FLAD1 Expression is Associated with Immune Infiltration in BRCA
The expression status of MMR and DNMTs was reported to be correlated with tumor-infiltrating lymphocytes 3, 14, 15. TIL is an independent predictor that can guide survival and improve treatment in various cancers 16, 17. Our results showed that FLAD1 expression was negatively correlated with immune cell infiltration in many cancer types (Fig. 6A). Furthermore, high FLAD1 expression was positively associated with BRCA tumor infiltration purity (R = 0.131, P < 0.001), and negatively associated with infiltration by CD8 + T cells (R = -0.264, P < 0.001), neutrophils (R = -0.128, P < 0.001), macrophages (R = -0.255, P < 0.001), and DCs (R = -0.136, P < 0.001; Fig. 6B). No association was found between FLAD1 expression and the infiltrating levels of B cells and CD4 + T cells. These results suggest that FLAD1 might affect survival by influencing the immune infiltration into BRCA.

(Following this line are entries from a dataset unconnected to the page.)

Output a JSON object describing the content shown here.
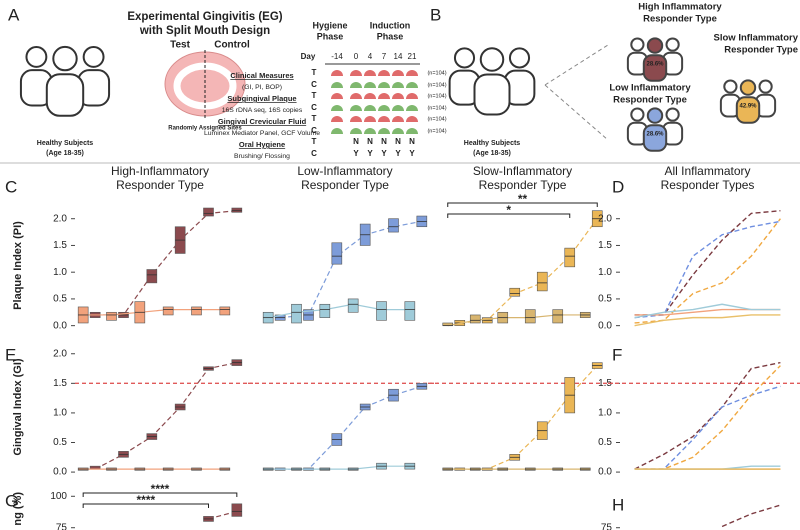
{
  "schematic_a": {
    "label": "A",
    "title": "Experimental Gingivitis (EG)",
    "subtitle": "with Split Mouth Design",
    "test": "Test",
    "control": "Control",
    "sites": "Randomly Assigned Sites",
    "subjects": "Healthy Subjects",
    "age": "(Age 18-35)",
    "phases": [
      [
        "Hygiene",
        "Phase"
      ],
      [
        "Induction",
        "Phase"
      ]
    ],
    "day": "Day",
    "days": [
      "-14",
      "0",
      "4",
      "7",
      "14",
      "21"
    ],
    "rows": [
      {
        "heading": "Clinical Measures",
        "detail": "(GI, PI, BOP)",
        "marks": [
          "T",
          "C"
        ],
        "n": [
          "(n=104)",
          "(n=104)"
        ]
      },
      {
        "heading": "Subgingival Plaque",
        "detail": "16S rDNA seq, 16S copies",
        "marks": [
          "T",
          "C"
        ],
        "n": [
          "(n=104)",
          "(n=104)"
        ]
      },
      {
        "heading": "Gingival Crevicular Fluid",
        "detail": "Luminex Mediator Panel, GCF Volume",
        "marks": [
          "T",
          "C"
        ],
        "n": [
          "(n=104)",
          "(n=104)"
        ]
      },
      {
        "heading": "Oral Hygiene",
        "detail": "Brushing/ Flossing",
        "marks": [
          "T",
          "C"
        ],
        "compliance": [
          [
            "N",
            "N",
            "N",
            "N",
            "N"
          ],
          [
            "Y",
            "Y",
            "Y",
            "Y",
            "Y"
          ]
        ]
      }
    ]
  },
  "schematic_b": {
    "label": "B",
    "subjects": "Healthy Subjects",
    "age": "(Age 18-35)",
    "types": [
      {
        "name": [
          "High Inflammatory",
          "Responder Type"
        ],
        "share": "28.6%",
        "color": "#8b4a4e"
      },
      {
        "name": [
          "Slow Inflammatory",
          "Responder Type"
        ],
        "share": "42.9%",
        "color": "#eab656"
      },
      {
        "name": [
          "Low Inflammatory",
          "Responder Type"
        ],
        "share": "28.6%",
        "color": "#8ba6dc"
      }
    ]
  },
  "chart_data": [
    {
      "type": "box",
      "label": "C",
      "title": [
        "High-Inflammatory",
        "Responder Type"
      ],
      "title_color": "#8b4a4e",
      "ylabel": "Plaque Index (PI)",
      "categories": [
        null,
        null,
        null,
        null,
        null,
        null
      ],
      "ylim": [
        -0.1,
        2.35
      ],
      "yticks": [
        {
          "value": 0,
          "label": "0.0"
        },
        {
          "value": 0.5,
          "label": "0.5"
        },
        {
          "value": 1,
          "label": "1.0"
        },
        {
          "value": 1.5,
          "label": "1.5"
        },
        {
          "value": 2,
          "label": "2.0"
        }
      ],
      "series": [
        {
          "color": "#8b4a4e",
          "dash": true,
          "values": [
            0.2,
            0.2,
            0.95,
            1.6,
            2.1,
            2.15
          ],
          "q1": [
            0.15,
            0.15,
            0.8,
            1.35,
            2.05,
            2.12
          ],
          "q3": [
            0.25,
            0.25,
            1.05,
            1.85,
            2.2,
            2.2
          ]
        },
        {
          "color": "#f2a27c",
          "dash": false,
          "values": [
            0.2,
            0.2,
            0.25,
            0.3,
            0.3,
            0.3
          ],
          "q1": [
            0.05,
            0.1,
            0.05,
            0.2,
            0.2,
            0.2
          ],
          "q3": [
            0.35,
            0.25,
            0.45,
            0.35,
            0.35,
            0.35
          ]
        }
      ]
    },
    {
      "type": "box",
      "title": [
        "Low-Inflammatory",
        "Responder Type"
      ],
      "title_color": "#8fa8e0",
      "categories": [
        null,
        null,
        null,
        null,
        null,
        null
      ],
      "ylim": [
        -0.1,
        2.35
      ],
      "series": [
        {
          "color": "#7d9cd9",
          "dash": true,
          "values": [
            0.15,
            0.2,
            1.3,
            1.7,
            1.85,
            1.95
          ],
          "q1": [
            0.1,
            0.1,
            1.15,
            1.5,
            1.75,
            1.85
          ],
          "q3": [
            0.2,
            0.3,
            1.55,
            1.9,
            2.0,
            2.05
          ]
        },
        {
          "color": "#9fcbd9",
          "dash": false,
          "values": [
            0.15,
            0.25,
            0.3,
            0.4,
            0.3,
            0.3
          ],
          "q1": [
            0.05,
            0.05,
            0.15,
            0.25,
            0.1,
            0.1
          ],
          "q3": [
            0.25,
            0.4,
            0.4,
            0.5,
            0.45,
            0.45
          ]
        }
      ]
    },
    {
      "type": "box",
      "title": [
        "Slow-Inflammatory",
        "Responder Type"
      ],
      "title_color": "#f0b955",
      "categories": [
        null,
        null,
        null,
        null,
        null,
        null
      ],
      "ylim": [
        -0.1,
        2.35
      ],
      "annotations": [
        {
          "text": "*",
          "between": [
            0,
            4
          ]
        },
        {
          "text": "**",
          "between": [
            0,
            5
          ]
        }
      ],
      "series": [
        {
          "color": "#eab656",
          "dash": true,
          "values": [
            0.05,
            0.1,
            0.6,
            0.8,
            1.3,
            2.0
          ],
          "q1": [
            0.0,
            0.05,
            0.55,
            0.65,
            1.1,
            1.85
          ],
          "q3": [
            0.1,
            0.15,
            0.7,
            1.0,
            1.45,
            2.15
          ]
        },
        {
          "color": "#d8b56f",
          "dash": false,
          "values": [
            0.0,
            0.1,
            0.15,
            0.15,
            0.2,
            0.2
          ],
          "q1": [
            0.0,
            0.05,
            0.05,
            0.05,
            0.05,
            0.15
          ],
          "q3": [
            0.05,
            0.2,
            0.25,
            0.3,
            0.3,
            0.25
          ]
        }
      ]
    },
    {
      "type": "line",
      "label": "D",
      "title": [
        "All Inflammatory",
        "Responder Types"
      ],
      "title_color": "#111111",
      "categories": [
        null,
        null,
        null,
        null,
        null,
        null
      ],
      "ylim": [
        -0.1,
        2.35
      ],
      "yticks": [
        {
          "value": 0,
          "label": "0.0"
        },
        {
          "value": 0.5,
          "label": "0.5"
        },
        {
          "value": 1,
          "label": "1.0"
        },
        {
          "value": 1.5,
          "label": "1.5"
        },
        {
          "value": 2,
          "label": "2.0"
        }
      ],
      "series": [
        {
          "color": "#7b3a40",
          "dash": true,
          "values": [
            0.2,
            0.2,
            0.95,
            1.6,
            2.1,
            2.15
          ]
        },
        {
          "color": "#6f8fe0",
          "dash": true,
          "values": [
            0.15,
            0.2,
            1.3,
            1.7,
            1.85,
            1.95
          ]
        },
        {
          "color": "#f0a840",
          "dash": true,
          "values": [
            0.05,
            0.1,
            0.6,
            0.8,
            1.3,
            2.0
          ]
        },
        {
          "color": "#f2a27c",
          "dash": false,
          "values": [
            0.2,
            0.2,
            0.25,
            0.3,
            0.3,
            0.3
          ]
        },
        {
          "color": "#9fcbd9",
          "dash": false,
          "values": [
            0.15,
            0.25,
            0.3,
            0.4,
            0.3,
            0.3
          ]
        },
        {
          "color": "#e9c06a",
          "dash": false,
          "values": [
            0.0,
            0.1,
            0.15,
            0.15,
            0.2,
            0.2
          ]
        }
      ]
    },
    {
      "type": "box",
      "label": "E",
      "ylabel": "Gingival Index (GI)",
      "categories": [
        null,
        null,
        null,
        null,
        null,
        null
      ],
      "ylim": [
        -0.1,
        2.3
      ],
      "refline": 1.5,
      "refline_color": "#e05a5a",
      "yticks": [
        {
          "value": 0,
          "label": "0.0"
        },
        {
          "value": 0.5,
          "label": "0.5"
        },
        {
          "value": 1,
          "label": "1.0"
        },
        {
          "value": 1.5,
          "label": "1.5"
        },
        {
          "value": 2,
          "label": "2.0"
        }
      ],
      "series": [
        {
          "color": "#8b4a4e",
          "dash": true,
          "values": [
            0.05,
            0.3,
            0.6,
            1.1,
            1.75,
            1.85
          ],
          "q1": [
            0.05,
            0.25,
            0.55,
            1.05,
            1.72,
            1.8
          ],
          "q3": [
            0.1,
            0.35,
            0.65,
            1.15,
            1.78,
            1.9
          ]
        },
        {
          "color": "#f2a27c",
          "dash": false,
          "values": [
            0.05,
            0.05,
            0.05,
            0.05,
            0.05,
            0.05
          ],
          "q1": [
            0.03,
            0.03,
            0.03,
            0.03,
            0.03,
            0.03
          ],
          "q3": [
            0.07,
            0.07,
            0.07,
            0.07,
            0.07,
            0.07
          ]
        }
      ]
    },
    {
      "type": "box",
      "categories": [
        null,
        null,
        null,
        null,
        null,
        null
      ],
      "ylim": [
        -0.1,
        2.3
      ],
      "refline": 1.5,
      "refline_color": "#e05a5a",
      "series": [
        {
          "color": "#7d9cd9",
          "dash": true,
          "values": [
            0.05,
            0.05,
            0.55,
            1.1,
            1.3,
            1.45
          ],
          "q1": [
            0.03,
            0.03,
            0.45,
            1.05,
            1.2,
            1.4
          ],
          "q3": [
            0.07,
            0.07,
            0.65,
            1.15,
            1.4,
            1.5
          ]
        },
        {
          "color": "#9fcbd9",
          "dash": false,
          "values": [
            0.05,
            0.05,
            0.05,
            0.05,
            0.1,
            0.1
          ],
          "q1": [
            0.03,
            0.03,
            0.03,
            0.03,
            0.05,
            0.05
          ],
          "q3": [
            0.07,
            0.07,
            0.07,
            0.07,
            0.15,
            0.15
          ]
        }
      ]
    },
    {
      "type": "box",
      "categories": [
        null,
        null,
        null,
        null,
        null,
        null
      ],
      "ylim": [
        -0.1,
        2.3
      ],
      "refline": 1.5,
      "refline_color": "#e05a5a",
      "series": [
        {
          "color": "#eab656",
          "dash": true,
          "values": [
            0.05,
            0.05,
            0.25,
            0.7,
            1.3,
            1.8
          ],
          "q1": [
            0.03,
            0.03,
            0.2,
            0.55,
            1.0,
            1.75
          ],
          "q3": [
            0.07,
            0.07,
            0.3,
            0.85,
            1.6,
            1.85
          ]
        },
        {
          "color": "#d8b56f",
          "dash": false,
          "values": [
            0.05,
            0.05,
            0.05,
            0.05,
            0.05,
            0.05
          ],
          "q1": [
            0.03,
            0.03,
            0.03,
            0.03,
            0.03,
            0.03
          ],
          "q3": [
            0.07,
            0.07,
            0.07,
            0.07,
            0.07,
            0.07
          ]
        }
      ]
    },
    {
      "type": "line",
      "label": "F",
      "categories": [
        null,
        null,
        null,
        null,
        null,
        null
      ],
      "ylim": [
        -0.1,
        2.3
      ],
      "refline": 1.5,
      "refline_color": "#e05a5a",
      "yticks": [
        {
          "value": 0,
          "label": "0.0"
        },
        {
          "value": 0.5,
          "label": "0.5"
        },
        {
          "value": 1,
          "label": "1.0"
        },
        {
          "value": 1.5,
          "label": "1.5"
        }
      ],
      "series": [
        {
          "color": "#7b3a40",
          "dash": true,
          "values": [
            0.05,
            0.3,
            0.6,
            1.1,
            1.75,
            1.85
          ]
        },
        {
          "color": "#6f8fe0",
          "dash": true,
          "values": [
            0.05,
            0.05,
            0.55,
            1.1,
            1.3,
            1.45
          ]
        },
        {
          "color": "#f0a840",
          "dash": true,
          "values": [
            0.05,
            0.05,
            0.25,
            0.7,
            1.3,
            1.8
          ]
        },
        {
          "color": "#f2a27c",
          "dash": false,
          "values": [
            0.05,
            0.05,
            0.05,
            0.05,
            0.05,
            0.05
          ]
        },
        {
          "color": "#9fcbd9",
          "dash": false,
          "values": [
            0.05,
            0.05,
            0.05,
            0.05,
            0.1,
            0.1
          ]
        },
        {
          "color": "#e9c06a",
          "dash": false,
          "values": [
            0.05,
            0.05,
            0.05,
            0.05,
            0.05,
            0.05
          ]
        }
      ]
    },
    {
      "type": "box",
      "label": "G",
      "ylabel": "ng (%)",
      "categories": [
        null,
        null,
        null,
        null,
        null,
        null
      ],
      "ylim": [
        70,
        105
      ],
      "yticks": [
        75,
        100
      ],
      "annotations": [
        {
          "text": "****",
          "between": [
            0,
            4
          ]
        },
        {
          "text": "****",
          "between": [
            0,
            5
          ]
        }
      ],
      "series": [
        {
          "color": "#8b4a4e",
          "dash": true,
          "values": [
            null,
            null,
            null,
            null,
            82,
            88
          ],
          "q1": [
            null,
            null,
            null,
            null,
            80,
            84
          ],
          "q3": [
            null,
            null,
            null,
            null,
            84,
            94
          ]
        }
      ]
    },
    {
      "type": "line",
      "label": "H",
      "categories": [
        null,
        null,
        null,
        null,
        null,
        null
      ],
      "ylim": [
        70,
        105
      ],
      "yticks": [
        75
      ],
      "series": [
        {
          "color": "#7b3a40",
          "dash": true,
          "values": [
            null,
            null,
            null,
            76,
            86,
            93
          ]
        }
      ]
    }
  ]
}
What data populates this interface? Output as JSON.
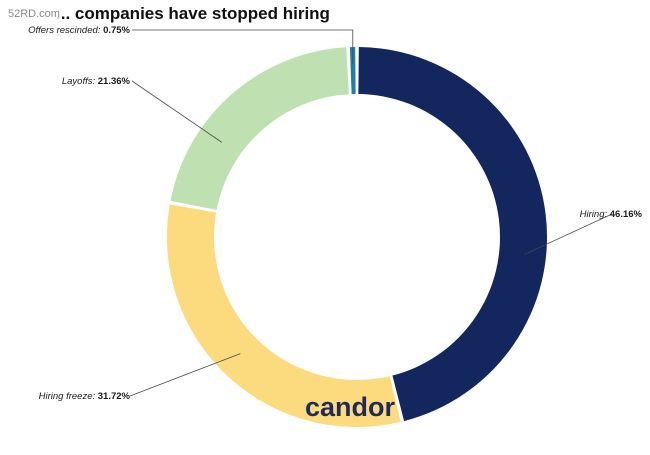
{
  "watermark": "52RD.com",
  "logo_text": "candor",
  "chart_data": {
    "type": "pie",
    "subtype": "donut",
    "title": "... companies have stopped hiring",
    "slices": [
      {
        "label": "Hiring",
        "value": 46.16,
        "value_label": "46.16%",
        "color": "#13265e"
      },
      {
        "label": "Hiring freeze",
        "value": 31.72,
        "value_label": "31.72%",
        "color": "#fbdb7e"
      },
      {
        "label": "Layoffs",
        "value": 21.36,
        "value_label": "21.36%",
        "color": "#bfe0b0"
      },
      {
        "label": "Offers rescinded",
        "value": 0.75,
        "value_label": "0.75%",
        "color": "#1f7fa8"
      }
    ]
  }
}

Immune Markers Correlation with FLAD1 Expression in BRCA
The results, adjusted by tumor purity in the TIMER database, indicated a strong correlation between FLAD1 expression and immune markers present on macrophages, monocytes, and NK cells in BRCA (Table 2). The NOS2 and TLR4 of M1 macrophages, MRC1 and PPARG of M2 macrophages, PARK2 and CSF1R of monocytes, CD7 and KIR2DL4 of NK cells, and CD1C, HLA-DPA1, and ICAM1 of DCs were specifically correlated with FLAD1 expression in BRCA (P < 0.001; Figure S3). Therefore, we used the GEPIA database to analyze these markers and their correlation with FLAD1 expression in BRCA tumor tissues. The results indicated that FLAD1 expression was mainly associated with macrophage infiltration into tumor tissue (Table 2). Furthermore, PPARG, a protective factor, was negatively correlated with FLAD1 expression. Treg gene marker FOXP3 and Exhausted T cell marker LAG3 were significantly and positively correlated with FLAD1 expression.